To me it suggests that our understanding of religous terms and symbolism is still... "evolving" may be just the right word...
This comment has been removed by the author.
Paul,
you're right, it's not really a joking matter. I was making light of it because sometimes some of the more conservative catholic bloogers have been known to characterize liberal catholics as such. Not so long ago, someone in my comments section called the former general of the Jesuits, Pedro Arrupe, a heretic!
CRYSTAL: That's so strange. It reminds me of something that's come up on my blog - the way that some right wing Christians seem, to me so oddly, somehow threatened by contemplative prayer.
To me the far right appears basically arbitrary about what it deems "traditional." If it's contemporary American fundamentalism, then it's "traditional." If it's anything else, no matter how deeply rooted in the history of Christianity, then it's "secular" or "Satanic" or "liberal."
If you ask me, that's just... weird!
I just did spell check.

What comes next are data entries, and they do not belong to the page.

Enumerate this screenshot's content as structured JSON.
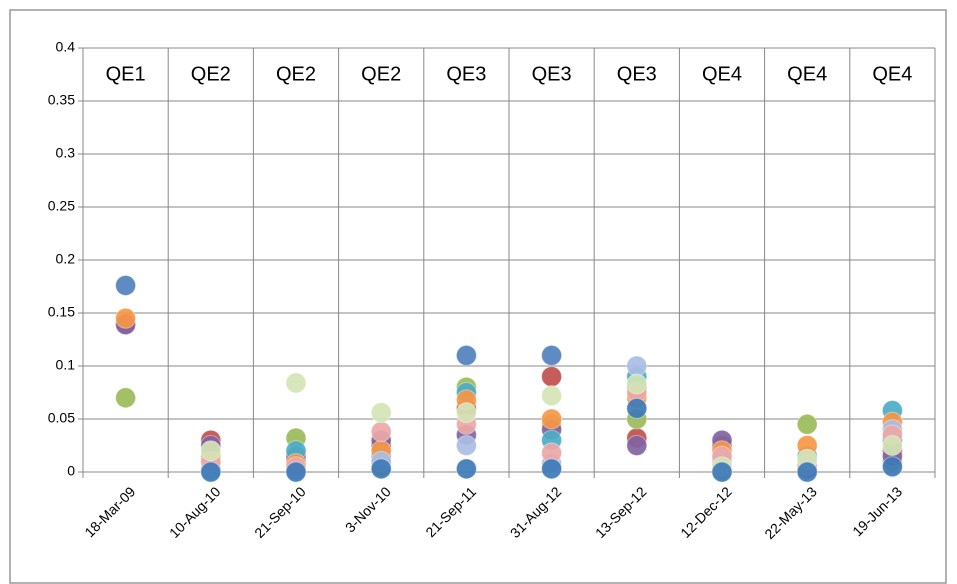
{
  "chart_data": {
    "type": "scatter",
    "categories": [
      "18-Mar-09",
      "10-Aug-10",
      "21-Sep-10",
      "3-Nov-10",
      "21-Sep-11",
      "31-Aug-12",
      "13-Sep-12",
      "12-Dec-12",
      "22-May-13",
      "19-Jun-13"
    ],
    "column_labels": [
      "QE1",
      "QE2",
      "QE2",
      "QE2",
      "QE3",
      "QE3",
      "QE3",
      "QE4",
      "QE4",
      "QE4"
    ],
    "series": [
      {
        "color": "#4f81bd",
        "values": [
          0.176,
          0.005,
          0.01,
          0.008,
          0.11,
          0.11,
          0.08,
          0.01,
          0.005,
          0.03
        ]
      },
      {
        "color": "#c0504d",
        "values": [
          0.14,
          0.03,
          0.012,
          0.025,
          0.06,
          0.09,
          0.032,
          0.025,
          0.003,
          0.02
        ]
      },
      {
        "color": "#9bbb59",
        "values": [
          0.07,
          0.015,
          0.032,
          0.005,
          0.08,
          0.045,
          0.05,
          0.002,
          0.045,
          0.01
        ]
      },
      {
        "color": "#8064a2",
        "values": [
          0.139,
          0.025,
          0.015,
          0.03,
          0.035,
          0.04,
          0.025,
          0.03,
          0.01,
          0.015
        ]
      },
      {
        "color": "#4bacc6",
        "values": [
          null,
          0.002,
          0.02,
          0.015,
          0.075,
          0.03,
          0.09,
          0.008,
          0.015,
          0.058
        ]
      },
      {
        "color": "#f79646",
        "values": [
          0.145,
          0.008,
          0.008,
          0.02,
          0.068,
          0.05,
          0.07,
          0.02,
          0.025,
          0.047
        ]
      },
      {
        "color": "#a9bde3",
        "values": [
          null,
          0.003,
          0.002,
          0.01,
          0.025,
          0.008,
          0.1,
          0.012,
          0.008,
          0.04
        ]
      },
      {
        "color": "#eba8a6",
        "values": [
          null,
          0.01,
          0.005,
          0.038,
          0.045,
          0.018,
          0.075,
          0.015,
          0.006,
          0.035
        ]
      },
      {
        "color": "#d4e4b5",
        "values": [
          null,
          0.02,
          0.084,
          0.056,
          0.056,
          0.072,
          0.083,
          0.005,
          0.012,
          0.025
        ]
      },
      {
        "color": "#3d7ab8",
        "values": [
          null,
          0,
          0,
          0.003,
          0.003,
          0.003,
          0.06,
          0,
          0,
          0.005
        ]
      }
    ],
    "ylim": [
      0,
      0.4
    ],
    "yticks": [
      0,
      0.05,
      0.1,
      0.15,
      0.2,
      0.25,
      0.3,
      0.35,
      0.4
    ],
    "grid": true
  }
}
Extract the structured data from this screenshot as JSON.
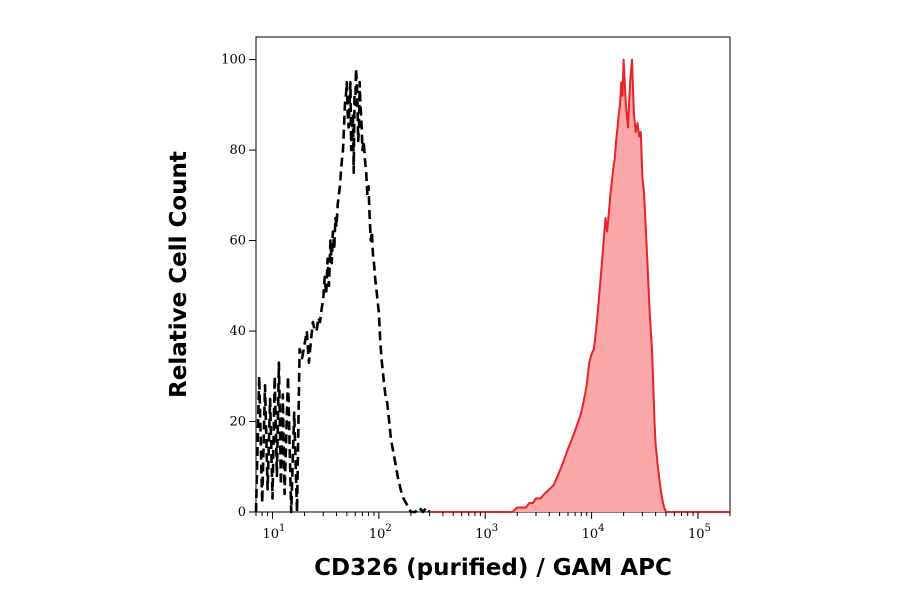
{
  "colors": {
    "stained_line": "#e8232a",
    "stained_fill": "#f9a7a8",
    "control_line": "#000000",
    "frame": "#000000"
  },
  "chart_data": {
    "type": "area",
    "title": "",
    "xlabel": "CD326 (purified) / GAM APC",
    "ylabel": "Relative Cell Count",
    "x_scale": "log",
    "xlim": [
      7,
      200000
    ],
    "ylim": [
      0,
      105
    ],
    "grid": false,
    "legend": "none",
    "y_ticks": [
      {
        "value": 0,
        "label": "0"
      },
      {
        "value": 20,
        "label": "20"
      },
      {
        "value": 40,
        "label": "40"
      },
      {
        "value": 60,
        "label": "60"
      },
      {
        "value": 80,
        "label": "80"
      },
      {
        "value": 100,
        "label": "100"
      }
    ],
    "x_ticks": [
      {
        "value": 10,
        "base": "10",
        "exp": "1"
      },
      {
        "value": 100,
        "base": "10",
        "exp": "2"
      },
      {
        "value": 1000,
        "base": "10",
        "exp": "3"
      },
      {
        "value": 10000,
        "base": "10",
        "exp": "4"
      },
      {
        "value": 100000,
        "base": "10",
        "exp": "5"
      }
    ],
    "series": [
      {
        "style": "dashed-outline",
        "x": [
          7,
          7.5,
          8,
          8.5,
          9,
          9.5,
          10,
          10.5,
          11,
          11.5,
          12,
          12.5,
          13,
          14,
          15,
          16,
          17,
          18,
          19,
          20,
          21,
          22,
          23,
          24,
          25,
          26,
          27,
          28,
          29,
          30,
          31,
          32,
          33,
          34,
          35,
          36,
          37,
          38,
          39,
          40,
          41,
          42,
          43,
          44,
          45,
          46,
          47,
          48,
          49,
          50,
          51,
          52,
          53,
          54,
          55,
          56,
          57,
          58,
          59,
          60,
          61,
          62,
          63,
          64,
          65,
          66,
          67,
          68,
          69,
          70,
          72,
          74,
          76,
          78,
          80,
          82,
          84,
          86,
          88,
          90,
          92,
          94,
          96,
          98,
          100,
          103,
          106,
          110,
          115,
          120,
          125,
          130,
          140,
          150,
          160,
          170,
          180,
          190,
          200,
          220,
          240,
          260,
          280,
          300
        ],
        "y": [
          0,
          30,
          2,
          28,
          5,
          25,
          3,
          30,
          8,
          33,
          6,
          26,
          4,
          30,
          0,
          22,
          0,
          36,
          34,
          37,
          40,
          33,
          38,
          42,
          40,
          40,
          43,
          42,
          45,
          47,
          52,
          48,
          56,
          50,
          60,
          55,
          62,
          58,
          65,
          63,
          68,
          70,
          72,
          75,
          78,
          80,
          85,
          90,
          92,
          95,
          88,
          85,
          90,
          95,
          80,
          85,
          88,
          75,
          92,
          90,
          98,
          95,
          90,
          82,
          85,
          95,
          90,
          88,
          85,
          80,
          82,
          78,
          75,
          70,
          72,
          65,
          60,
          62,
          57,
          55,
          52,
          50,
          48,
          46,
          44,
          38,
          34,
          30,
          26,
          24,
          20,
          16,
          12,
          8,
          5,
          3,
          2,
          1,
          0,
          0,
          1,
          0,
          1,
          0
        ]
      },
      {
        "style": "filled-red",
        "x": [
          300,
          400,
          500,
          600,
          700,
          800,
          900,
          1000,
          1100,
          1200,
          1300,
          1400,
          1500,
          1600,
          1800,
          2000,
          2200,
          2400,
          2600,
          2800,
          3000,
          3300,
          3600,
          4000,
          4400,
          4800,
          5200,
          5600,
          6000,
          6500,
          7000,
          7500,
          8000,
          8500,
          9000,
          9500,
          10000,
          10500,
          11000,
          11500,
          12000,
          12500,
          13000,
          13500,
          14000,
          14500,
          15000,
          15500,
          16000,
          16500,
          17000,
          17500,
          18000,
          18500,
          19000,
          19500,
          20000,
          21000,
          22000,
          23000,
          24000,
          25000,
          26000,
          27000,
          28000,
          29000,
          30000,
          31000,
          32000,
          33000,
          34000,
          35000,
          36000,
          37000,
          38000,
          39000,
          40000,
          42000,
          44000,
          46000,
          48000,
          50000,
          55000,
          60000,
          70000,
          80000,
          100000,
          150000,
          200000
        ],
        "y": [
          0,
          0,
          0,
          0,
          0,
          0,
          0,
          0,
          0,
          0,
          0,
          0,
          0,
          0,
          0,
          1,
          1,
          1,
          2,
          2,
          3,
          3,
          4,
          5,
          6,
          8,
          10,
          12,
          14,
          16,
          18,
          20,
          22,
          25,
          28,
          33,
          35,
          36,
          40,
          45,
          50,
          55,
          60,
          65,
          62,
          66,
          70,
          73,
          76,
          78,
          82,
          85,
          88,
          90,
          95,
          92,
          100,
          90,
          85,
          95,
          100,
          88,
          84,
          86,
          83,
          84,
          74,
          71,
          65,
          58,
          52,
          45,
          40,
          36,
          28,
          20,
          15,
          10,
          6,
          3,
          1,
          0,
          0,
          0,
          0,
          0,
          0,
          0,
          0
        ]
      }
    ]
  }
}
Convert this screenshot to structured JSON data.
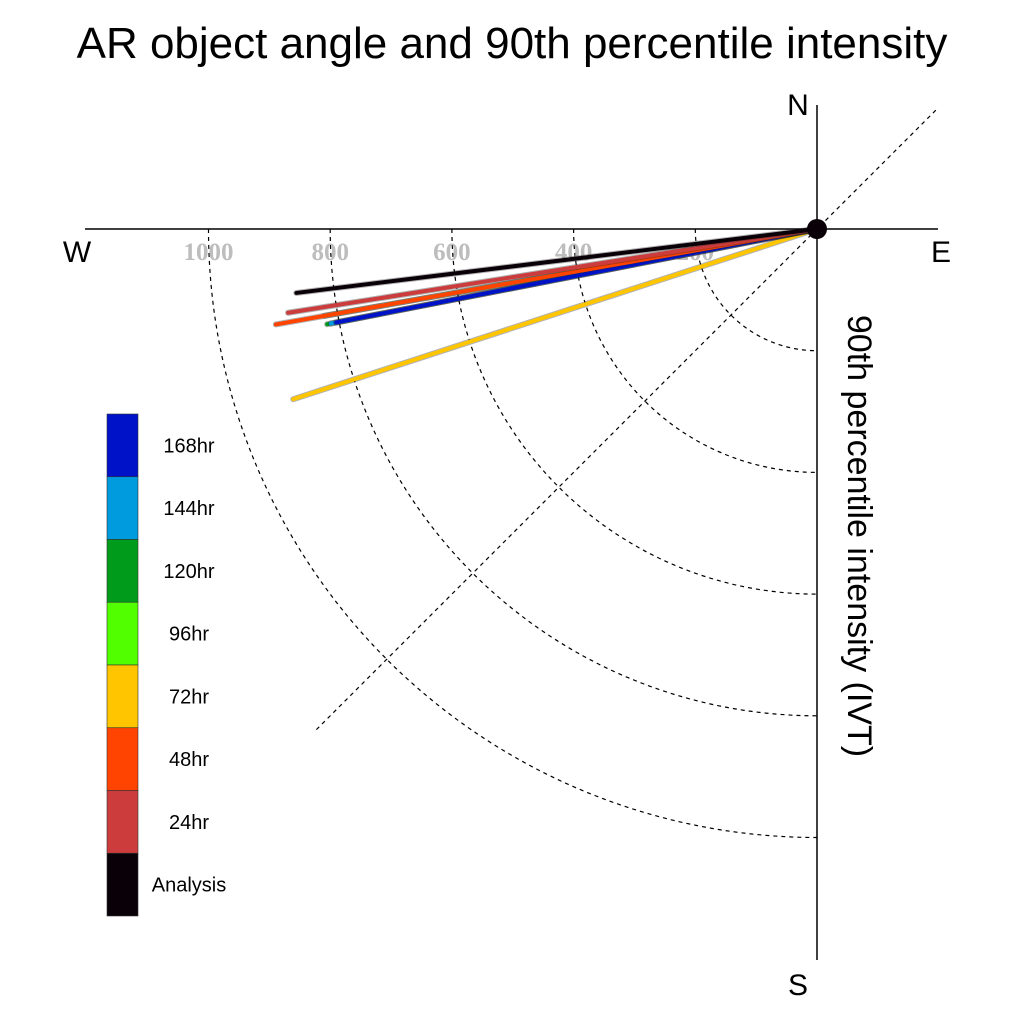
{
  "chart_data": {
    "type": "polar-vector",
    "title": "AR object angle and 90th percentile intensity",
    "ylabel": "90th percentile intensity (IVT)",
    "directions": {
      "north": "N",
      "south": "S",
      "east": "E",
      "west": "W"
    },
    "radial_ticks": [
      "1000",
      "800",
      "600",
      "400",
      "200"
    ],
    "radial_tick_values": [
      1000,
      800,
      600,
      400,
      200
    ],
    "radial_max": 1200,
    "series": [
      {
        "name": "72hr",
        "angle_deg": 198,
        "intensity": 905,
        "color": "#FFC600"
      },
      {
        "name": "96hr",
        "angle_deg": 190,
        "intensity": 822,
        "color": "#52FF00"
      },
      {
        "name": "120hr",
        "angle_deg": 191,
        "intensity": 820,
        "color": "#009B1A"
      },
      {
        "name": "144hr",
        "angle_deg": 191,
        "intensity": 814,
        "color": "#009ADE"
      },
      {
        "name": "168hr",
        "angle_deg": 191,
        "intensity": 805,
        "color": "#0012C8"
      },
      {
        "name": "48hr",
        "angle_deg": 190,
        "intensity": 903,
        "color": "#FF4300"
      },
      {
        "name": "24hr",
        "angle_deg": 189,
        "intensity": 880,
        "color": "#CC3C3C"
      },
      {
        "name": "Analysis",
        "angle_deg": 187,
        "intensity": 862,
        "color": "#0A0008"
      }
    ],
    "legend": {
      "position": "left",
      "entries": [
        {
          "label": "168hr",
          "color": "#0012C8"
        },
        {
          "label": "144hr",
          "color": "#009ADE"
        },
        {
          "label": "120hr",
          "color": "#009B1A"
        },
        {
          "label": "96hr",
          "color": "#52FF00"
        },
        {
          "label": "72hr",
          "color": "#FFC600"
        },
        {
          "label": "48hr",
          "color": "#FF4300"
        },
        {
          "label": "24hr",
          "color": "#CC3C3C"
        },
        {
          "label": "Analysis",
          "color": "#0A0008"
        }
      ]
    }
  }
}
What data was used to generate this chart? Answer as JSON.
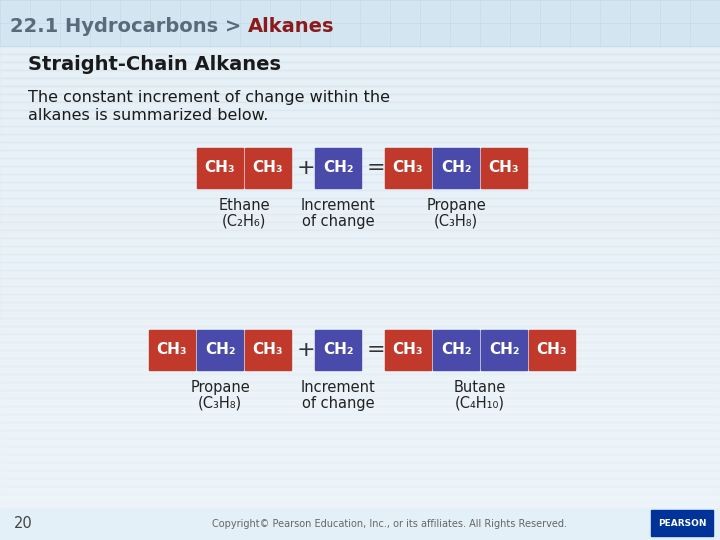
{
  "bg_top_color": "#c8dcea",
  "bg_main_color": "#edf4f9",
  "title_prefix": "22.1 Hydrocarbons > ",
  "title_suffix": "Alkanes",
  "title_prefix_color": "#5a6a7a",
  "title_suffix_color": "#8b1a1a",
  "subtitle": "Straight-Chain Alkanes",
  "body_line1": "The constant increment of change within the",
  "body_line2": "alkanes is summarized below.",
  "red_color": "#c0392b",
  "blue_color": "#4a4aaa",
  "text_color": "#333333",
  "footer_text": "Copyright© Pearson Education, Inc., or its affiliates. All Rights Reserved.",
  "page_number": "20",
  "pearson_bg": "#003399",
  "tile_color": "#dae8f0",
  "tile_line_color": "#c0d8e8",
  "row1": {
    "left_blocks": [
      "CH₃",
      "CH₃"
    ],
    "left_colors": [
      "red",
      "red"
    ],
    "mid_blocks": [
      "CH₂"
    ],
    "mid_colors": [
      "blue"
    ],
    "right_blocks": [
      "CH₃",
      "CH₂",
      "CH₃"
    ],
    "right_colors": [
      "red",
      "blue",
      "red"
    ],
    "left_label1": "Ethane",
    "left_label2": "(C₂H₆)",
    "mid_label1": "Increment",
    "mid_label2": "of change",
    "right_label1": "Propane",
    "right_label2": "(C₃H₈)"
  },
  "row2": {
    "left_blocks": [
      "CH₃",
      "CH₂",
      "CH₃"
    ],
    "left_colors": [
      "red",
      "blue",
      "red"
    ],
    "mid_blocks": [
      "CH₂"
    ],
    "mid_colors": [
      "blue"
    ],
    "right_blocks": [
      "CH₃",
      "CH₂",
      "CH₂",
      "CH₃"
    ],
    "right_colors": [
      "red",
      "blue",
      "blue",
      "red"
    ],
    "left_label1": "Propane",
    "left_label2": "(C₃H₈)",
    "mid_label1": "Increment",
    "mid_label2": "of change",
    "right_label1": "Butane",
    "right_label2": "(C₄H₁₀)"
  }
}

Another weird thing: whatever happened to "i before e except after c?" Now that's weirder than wierd.
I never noticed that about weird - maybe that's why weird is weird :-)
If it were a german word it would be even weirder, because it would be pronounced wired ... when 2 vowels go a walking, the second one does all the talking.
And thankfully, that's all the grammar I know.
I like the visions outlined in both opinions (Reese and Wright).
I find Wright's especially interesting. Other than the thief on the cross, where in scripture does it indicate that your soul immediately ascends to heaven or immediately descends to hell upon death (or that you go through purification in purgatory) From what I can see, St. Paul and the Gospels say nothing of such things. There's a lot about what will occur at the Eschaton, Parousia, Last Judgment and so forth. ..How much of that popular vision we have nowadays do we owe to Greek and Stoic influence?
Origen is still considered one of the Church Fathers, even with the Universalist ideas. A Hell forever... Is God's heart really one that never relents?
Hi Jeff,
The passage of Jesus on the cross with the criminal is interesting ... he says tyhey will be together in paradise that day. But Jesus - was he not next in hell (?) and then resurrected and then after some length of time ascended to heaven (and is heaven paradise)?